Galliffet a donné une consigne formelle : « Défense absolue de s’occuper désormais, de l’Affaire. » « L’incident est clos », surtout pour l’armée, surtout pour le bureau des Renseignements[1]. Il dit à tout son monde : « Ne m’en parlez plus. » « Il se serait mis en colère si on lui en avait parlé[2]. » — « Peur de le mécontenter », on ne lui en parle plus. C’est la seule partie de la consigne qui soit observée.

Tout cet épisode, très bas et encore obscur, qui conduira à la démission de Galliffet et aura pour l’armée des conséquences très graves, c’est la conspiration du bureau des Renseignements contre la Sûreté générale, l’intrigue des trois capitaines, François, Mareschal et Fritsch, contre Tomps. Dominés par le souvenir de l’Affaire[3], ils sont convaincus que la Sûreté, elle aussi, est préoccupée seulement de l’histoire d’hier, de la revanche à prendre contre l’armée qui a condamné Dreyfus. Dès lors, il n’y a plus qu’une question qui compte, c’est de ramasser des preuves contre elle, d’en forger au besoin, de persuader aux grands chefs, fatigués ou dupes, que la Sûreté n’a qu’un dessein : détruire le jugement de Rennes.
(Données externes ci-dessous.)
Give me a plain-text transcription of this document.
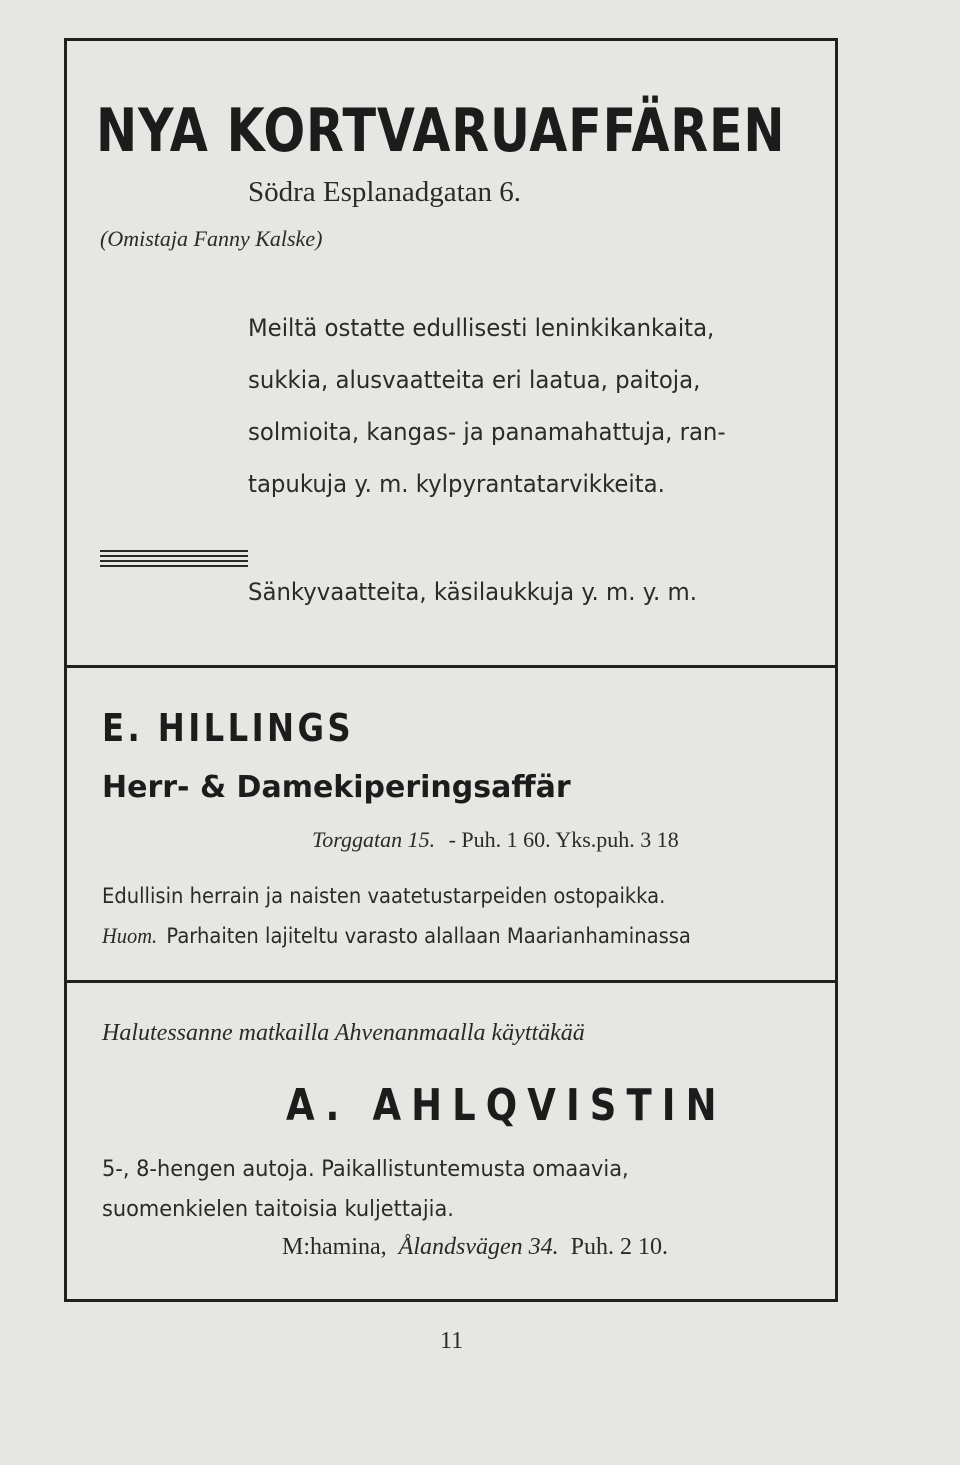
NYA KORTVARUAFFÄREN
Södra Esplanadgatan 6.
(Omistaja Fanny Kalske)
Meiltä ostatte edullisesti leninkikankaita,
sukkia, alusvaatteita eri laatua, paitoja,
solmioita, kangas- ja panamahattuja, ran-
tapukuja y. m. kylpyrantatarvikkeita.
Sänkyvaatteita, käsilaukkuja y. m. y. m.
E. HILLINGS
Herr- & Damekiperingsaffär
Torggatan 15. - Puh. 1 60. Yks.puh. 3 18
Edullisin herrain ja naisten vaatetustarpeiden ostopaikka.
Huom. Parhaiten lajiteltu varasto alallaan Maarianhaminassa
Halutessanne matkailla Ahvenanmaalla käyttäkää
A. AHLQVISTIN
5-, 8-hengen autoja. Paikallistuntemusta omaavia,
suomenkielen taitoisia kuljettajia.
M:hamina, Ålandsvägen 34. Puh. 2 10.
11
  1. Procès Dautriche, 404, Delanne.
  2. Ibid., 652, Galliffet.
  3. « Ainsi que le démontrent les quatre gros volumes de coupures saisies dans les bagages de François et des notes nombreuses, cet officier n’a pas un instant perdu de vue l’affaire Dreyfus. » (Procès Dautriche, article, 41, conclusions du lieutenant-colonel Rabier.)